Furthermore, we have also seen in another post that advanced plug-in hybrid cars will consume 4 times less fuel than conventional cars when running on fuel, after their battery is discharged. But as these cars of tomorrow will run 80% of their mileage on electricity, they will actually consume 20 times less fuel.

But we have mentioned earlier that a traditionnal midsize car running with E85 ethanol mixt requires about 10 liters of ethanol per 100 km. The plug-in hybrid cars of tomorrow will therefore need only 0.5 litres/100 km on average (20 times less), which corresponds to 0.28 liters (0.6 pint) of ethanol per day for an annual mileage of 20,000 km (12,420 miles).

Finally, new ethanol plants will reduce their water consumption to about 3 liters of water per liter of ethanol produced, thanks to new technologies such as the one developed by the company Vaperma.

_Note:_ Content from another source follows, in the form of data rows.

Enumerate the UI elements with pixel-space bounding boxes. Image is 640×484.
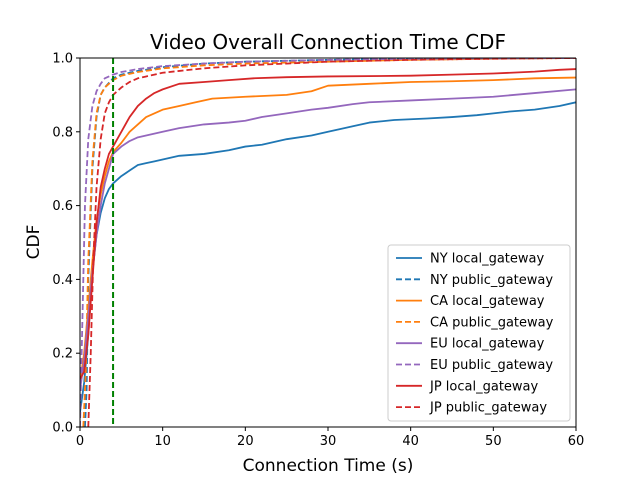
- series-line-6: [80, 68, 576, 380]
- legend-label-4: EU local_gateway: [430, 337, 545, 352]
- y-tick-label: 0.2: [52, 347, 73, 362]
- legend-label-1: NY public_gateway: [430, 273, 553, 288]
- legend-label-2: CA local_gateway: [430, 294, 545, 309]
- legend-label-3: CA public_gateway: [430, 315, 554, 330]
- legend: NY local_gateway NY public_gateway CA loca…: [387, 244, 571, 422]
- y-tick-label: 0.8: [52, 125, 73, 140]
- y-tick-label: 0.0: [52, 421, 73, 436]
- x-tick-label: 50: [485, 434, 502, 449]
- legend-label-0: NY local_gateway: [430, 252, 545, 267]
- legend-label-6: JP local_gateway: [429, 379, 539, 394]
- x-tick-label: 30: [320, 434, 337, 449]
- chart-title: Video Overall Connection Time CDF: [150, 30, 506, 54]
- legend-label-5: EU public_gateway: [430, 358, 553, 373]
- legend-label-7: JP public_gateway: [429, 401, 547, 416]
- y-tick-label: 0.6: [52, 199, 73, 214]
- y-tick-label: 1.0: [52, 52, 73, 67]
- series-layer: [80, 58, 576, 427]
- series-line-5: [80, 58, 576, 427]
- x-axis-ticks: 0 10 20 30 40 50 60: [76, 427, 584, 449]
- legend-box: [387, 244, 571, 422]
- x-tick-label: 0: [76, 434, 84, 449]
- x-tick-label: 20: [237, 434, 254, 449]
- x-tick-label: 60: [568, 434, 585, 449]
- series-line-0: [80, 101, 576, 413]
- x-tick-label: 10: [154, 434, 171, 449]
- y-tick-label: 0.4: [52, 273, 73, 288]
- x-tick-label: 40: [402, 434, 419, 449]
- y-axis-label: CDF: [24, 225, 44, 260]
- y-axis-ticks: 0.0 0.2 0.4 0.6 0.8 1.0: [52, 52, 80, 436]
- x-axis-label: Connection Time (s): [243, 456, 414, 476]
- series-line-7: [87, 58, 576, 427]
- series-line-4: [80, 88, 576, 391]
- series-line-3: [82, 58, 576, 427]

This innovative company has developed molecular filters used to separate very efficiently water from ethanol without using distillation. They can save up to 45% of the energy normally used in an ethanol plant, while consuming less water. The decrease in CO2 emissions is also considerable.

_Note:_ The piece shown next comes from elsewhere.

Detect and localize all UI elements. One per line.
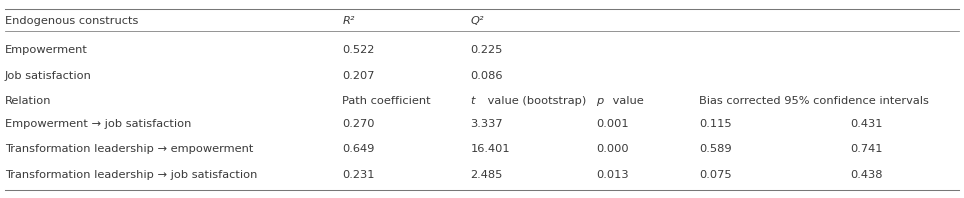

Illustration – Vaperma molecular filter used to separate water from ethanol without distillation. The filters are made of polymeric membranes in the form of hollow fibers that are gathered to form the filter cartridge.

Furthermore, for thermochemical biofuel fabrication technologies (pyrolysis, gasification) manufacturing plants consume less than 2 liters of water per liter of biofuel produced.

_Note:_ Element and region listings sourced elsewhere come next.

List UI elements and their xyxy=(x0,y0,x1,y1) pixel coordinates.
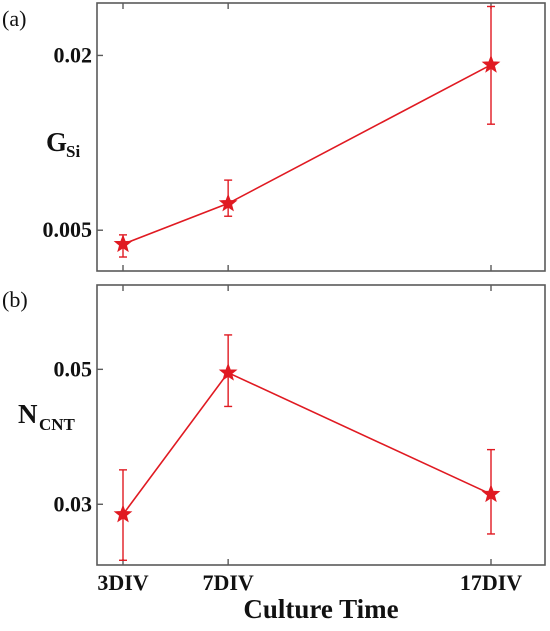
x-tick-label: 7DIV xyxy=(202,570,253,595)
data-point-star xyxy=(481,54,501,73)
y-label-subscript: CNT xyxy=(39,415,76,434)
data-point-star xyxy=(218,362,238,381)
data-point-star xyxy=(113,504,133,523)
series-line xyxy=(122,64,492,245)
x-tick-label: 17DIV xyxy=(460,570,522,595)
y-label-subscript: Si xyxy=(66,142,80,161)
y-tick-label: 0.05 xyxy=(54,356,93,381)
panel-a-y-ticks: 0.005 0.02 xyxy=(43,3,492,271)
panel-b-frame xyxy=(96,284,546,566)
panel-b-label: (b) xyxy=(2,287,28,312)
panel-b-marks xyxy=(113,334,501,561)
y-tick-label: 0.005 xyxy=(43,217,93,242)
panel-b: (b) 0.03 0.05 N CNT xyxy=(2,284,546,566)
x-tick-labels: 3DIV 7DIV 17DIV xyxy=(97,570,522,595)
y-tick-label: 0.03 xyxy=(54,491,93,516)
y-label-main: N xyxy=(18,399,38,429)
x-axis-label: Culture Time xyxy=(243,594,398,624)
y-tick-label: 0.02 xyxy=(54,42,93,67)
data-point-star xyxy=(113,234,133,253)
y-label-main: G xyxy=(46,127,67,157)
panel-a-y-axis-label: G Si xyxy=(46,127,80,161)
panel-a-label: (a) xyxy=(2,6,26,31)
panel-a: (a) 0.005 0.02 G Si xyxy=(2,2,546,272)
panel-a-marks xyxy=(113,5,501,258)
panel-a-frame xyxy=(96,2,546,272)
data-point-star xyxy=(481,484,501,503)
panel-b-y-ticks: 0.03 0.05 xyxy=(54,285,492,565)
x-tick-label: 3DIV xyxy=(97,570,148,595)
series-line xyxy=(122,371,492,515)
panel-b-y-axis-label: N CNT xyxy=(18,399,76,434)
data-point-star xyxy=(218,193,238,212)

There is also a new thermo-biological hybrid technology put forward by the company Coskata, which uses microorganisms to convert the syngas (mixture of CO, H2 and CO2) from a thermal process (gasification) into ethanol. According to Coskata, the process consumes less than one liter of water per liter of ethanol produced! This is less than for gasoline. To achieve such performance, Coskata does not use distillation but a molecular filtration process to separate water from ethanol, probably similar to Vaperma filters. In addition, the Coskata process does not include drying of tailings, as is found in the traditional corn ethanol plants, to make the solid protein supplement sold to the livestock industry. The distillation of the beer (fermentation mixture) and drying of tailings are the two processes that consume most water, by evaporation.


Illustration - Coskata thermobiologic process of making ethanol (Source: Coskata).

Ultimately, our advanced plug-in hybrid car traveling 20,000 km (12,420 miles) per year from which 16,000 km (10,000 miles) on electricity, will consume less than one liter (2 pints) of water per day, using biofuels based on tall wild grasses that do not require watering, and manufactured with the best technologies!

To put this water consumption of our future cars into perspective, it is interesting to know the consumption of water per kilogram for different food products. The table below summarizes the results found in the book by David Pimentel and MH Pimentel, Food Energy and Society, CRC Press, 2008. It shows that we need 43,000 liters (11,360 gallons) of water to produce 1 kg (2,2 lbs) of beef, which means more than 6,000 liters (6,000 quarts) of water for a steak of 150 grams (5,3 ounces)! So it is not the 1 liter (1 quart) of water per day consumed by our car that will endanger our freshwater resources. Too large portion of meat in our diet, particularly red meat, is much more worrying in this respect ...

Illustration - Number of liters (1 US gallon = 3.785 liters) of water required to produce one kilogram (2.2 lbs) of different foods, according to the work of David Pimentel, professor of ecology and agriculture at Cornell University.